Productivity Suite MQTT Communication Error Codes

Error Code	Description	Suggested Fix
5	MQTT connect request was rejected by broker due to authorization error.	Verify MQTT settings and server permissions. . Verify Username and/or Password is correct.
101	Connection failure. Attempted to connect to server but request was rejected.	Verify MQTT broker is running on targeted server and accepting connections. Verify broker IP Address and Port number are correct.
102	Session failure. MQTT connect request was rejected by broker	Verify MQTT settings and server permissions. If using Encryption (Verification), verify the correct certificates and key files are being used.
128	Subscribe request rejected by broker.	Verify MQTT settings and server permissions. Verify broker Subscribe permissions for username and requested topic.
140	PINGREQ missing PINGRESP from broker	Check connectivity and status of the broker
141	PUBLISH missing PUBACK from broker	Check connectivity and status of the broker
142	SUBSCRIBE missing SUBACK from broker	Check connectivity and status of the broker
143	UNSUBSCRIBE missing UNSUBACK from broker	Check connectivity and status of the broker
150	SUBSCRIBE payload received is longer than 128 characters and has been truncated.	Change publisher settings such that payloads do not exceed 128 characters to ensure data is not lost.

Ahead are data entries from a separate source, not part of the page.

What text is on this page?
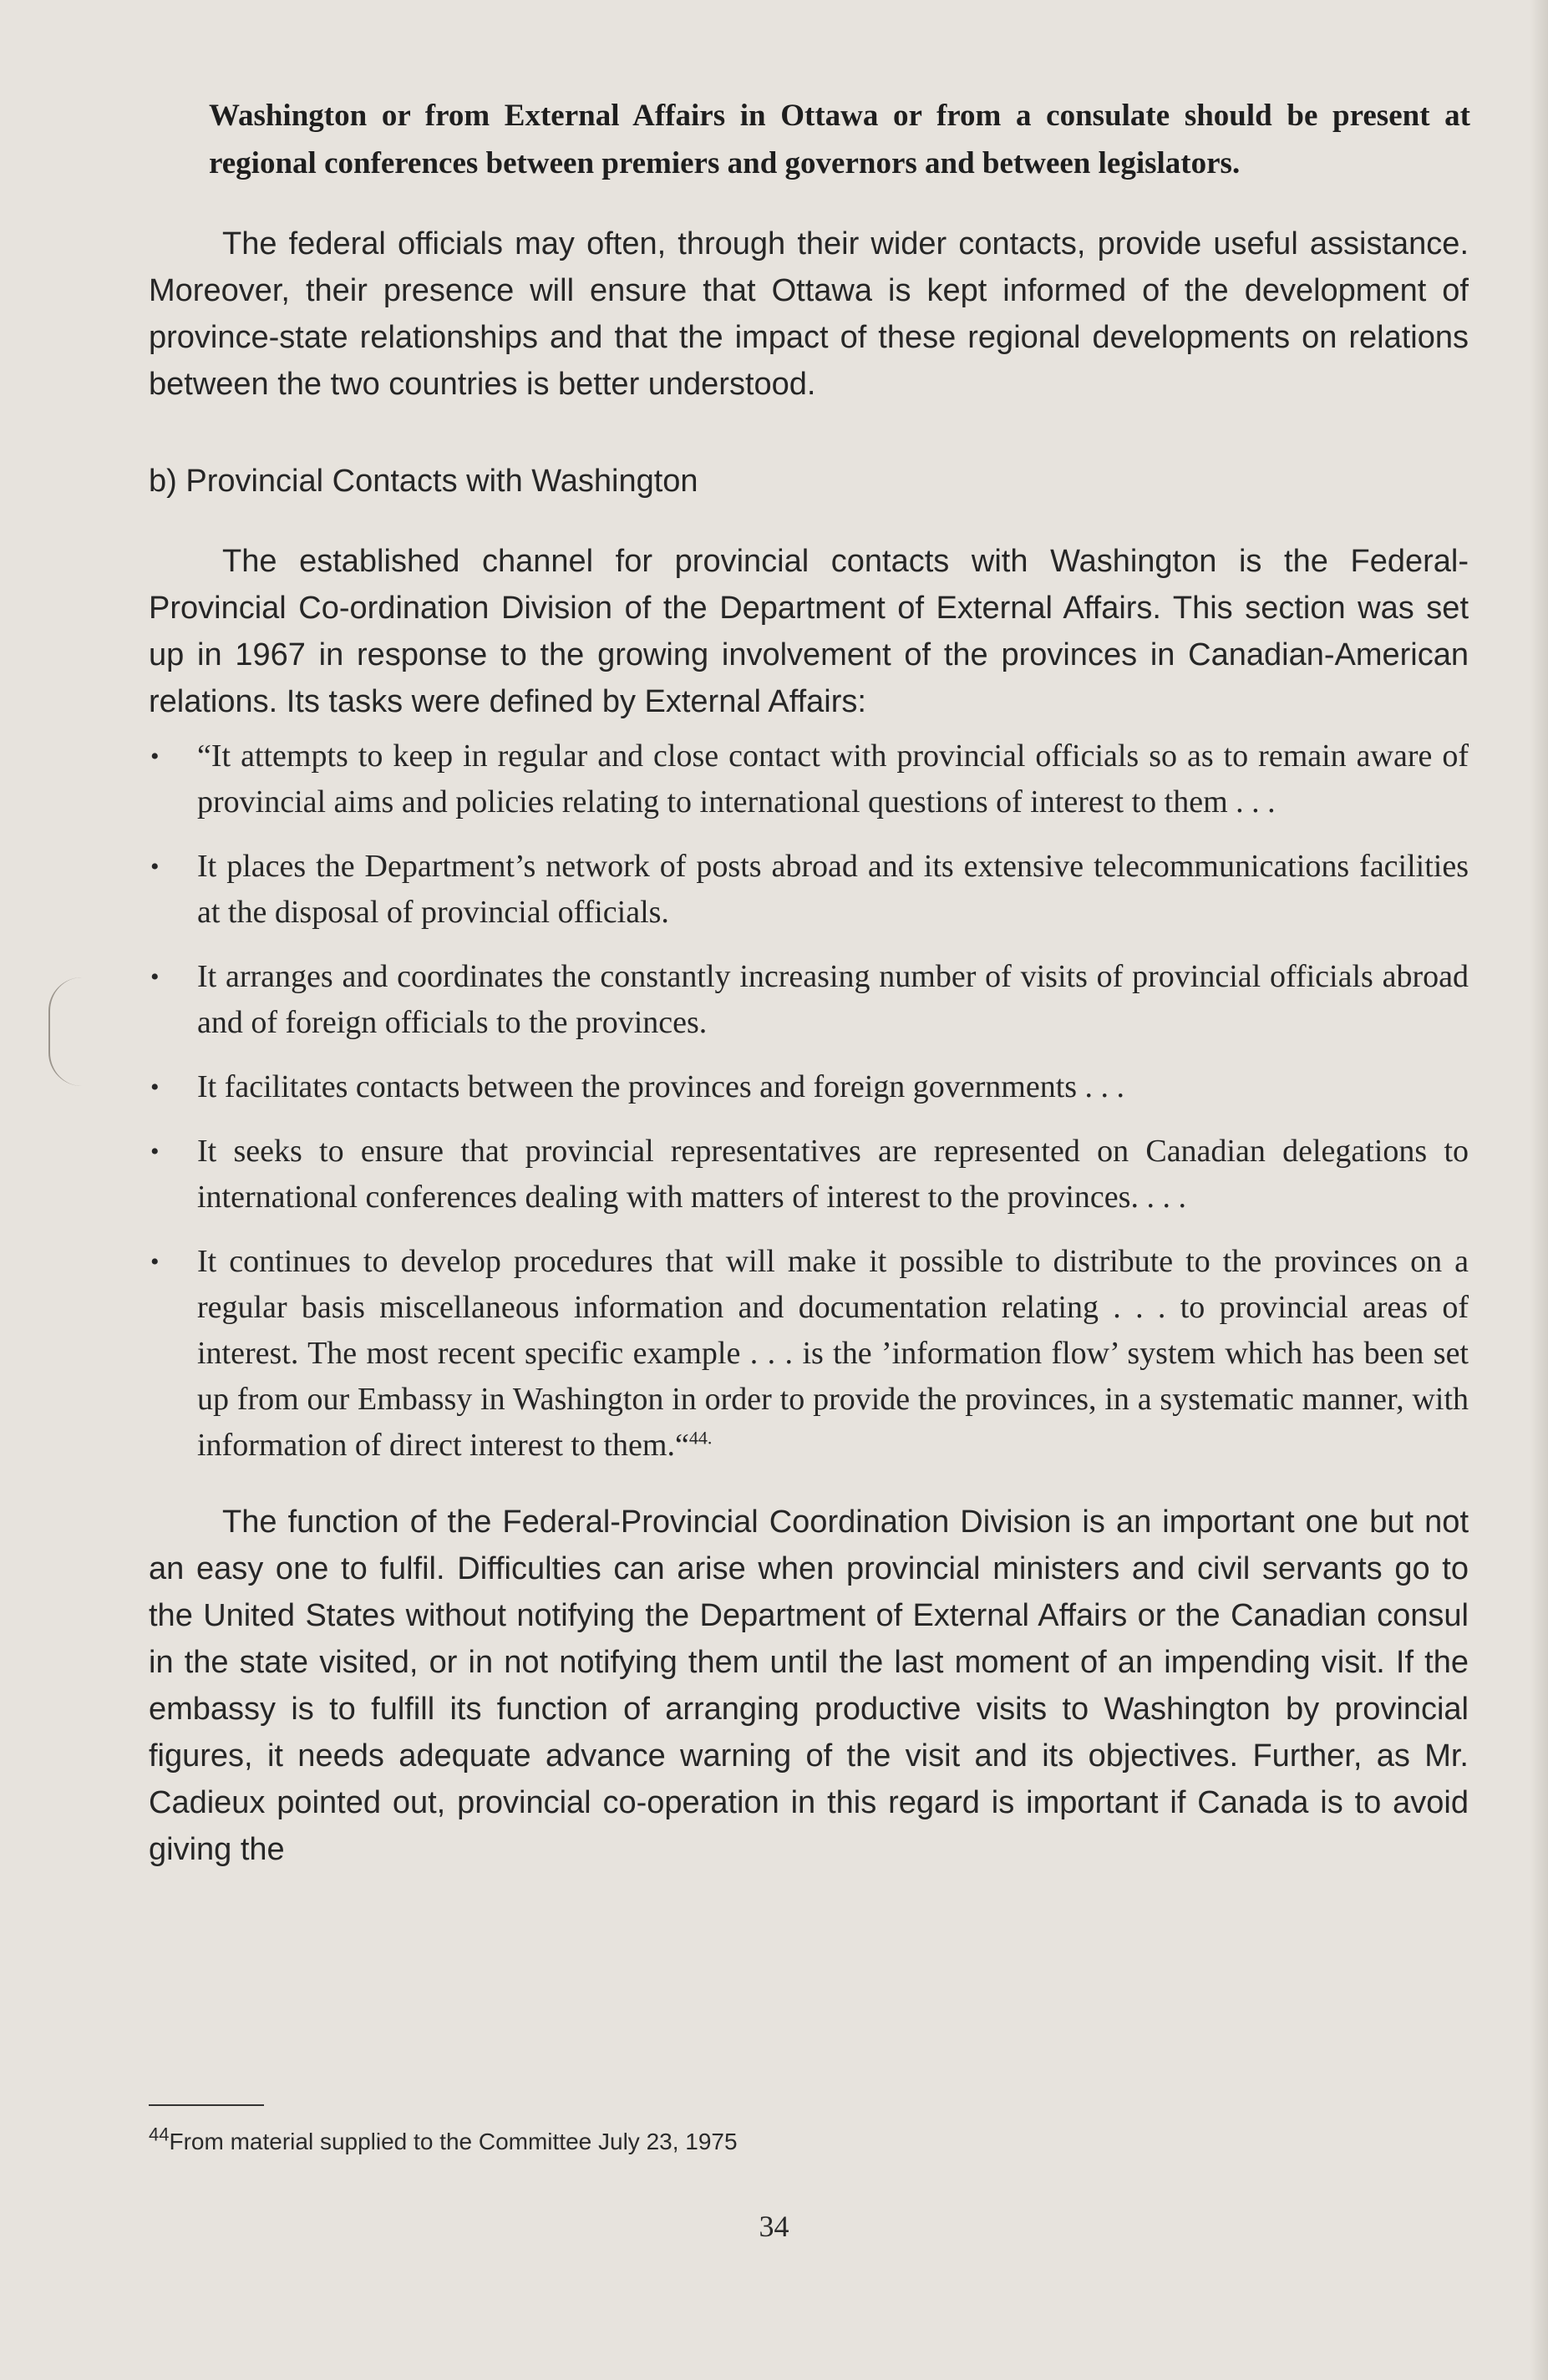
Washington or from External Affairs in Ottawa or from a consulate should be present at regional conferences between premiers and governors and between legislators.

The federal officials may often, through their wider contacts, provide useful assistance. Moreover, their presence will ensure that Ottawa is kept informed of the development of province-state relationships and that the impact of these regional developments on relations between the two countries is better understood.

b) Provincial Contacts with Washington

The established channel for provincial contacts with Washington is the Federal-Provincial Co-ordination Division of the Department of External Affairs. This section was set up in 1967 in response to the growing involvement of the provinces in Canadian-American relations. Its tasks were defined by External Affairs:

• “It attempts to keep in regular and close contact with provincial officials so as to remain aware of provincial aims and policies relating to international questions of interest to them . . .
• It places the Department’s network of posts abroad and its extensive telecommunications facilities at the disposal of provincial officials.
• It arranges and coordinates the constantly increasing number of visits of provincial officials abroad and of foreign officials to the provinces.
• It facilitates contacts between the provinces and foreign governments . . .
• It seeks to ensure that provincial representatives are represented on Canadian delegations to international conferences dealing with matters of interest to the provinces. . . .
• It continues to develop procedures that will make it possible to distribute to the provinces on a regular basis miscellaneous information and documentation relating . . . to provincial areas of interest. The most recent specific example . . . is the ’information flow’ system which has been set up from our Embassy in Washington in order to provide the provinces, in a systematic manner, with information of direct interest to them.“$^{44.}$

The function of the Federal-Provincial Coordination Division is an important one but not an easy one to fulfil. Difficulties can arise when provincial ministers and civil servants go to the United States without notifying the Department of External Affairs or the Canadian consul in the state visited, or in not notifying them until the last moment of an impending visit. If the embassy is to fulfill its function of arranging productive visits to Washington by provincial figures, it needs adequate advance warning of the visit and its objectives. Further, as Mr. Cadieux pointed out, provincial co-operation in this regard is important if Canada is to avoid giving the

$^{44}$From material supplied to the Committee July 23, 1975
34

201	DNS server not found.	Check DNS server configuration in CPU Ethernet settings. Verify network is properly connected and configured.
202	DNS general error. Server may be busy.	Try using an alternate DNS server. Verify CPU firmware is the most current version.
203	Host not found. DNS server was not able to resolve	Check MQTT server name for spelling errors or try using an alternate DNS server
301	Topic is Null	Verify there are no empty/NULL Topic strings. Applies to Last Will and Testament (if selected), Subscriber, and Publisher topics. All Topic Names MUST* be at least 1 character long*.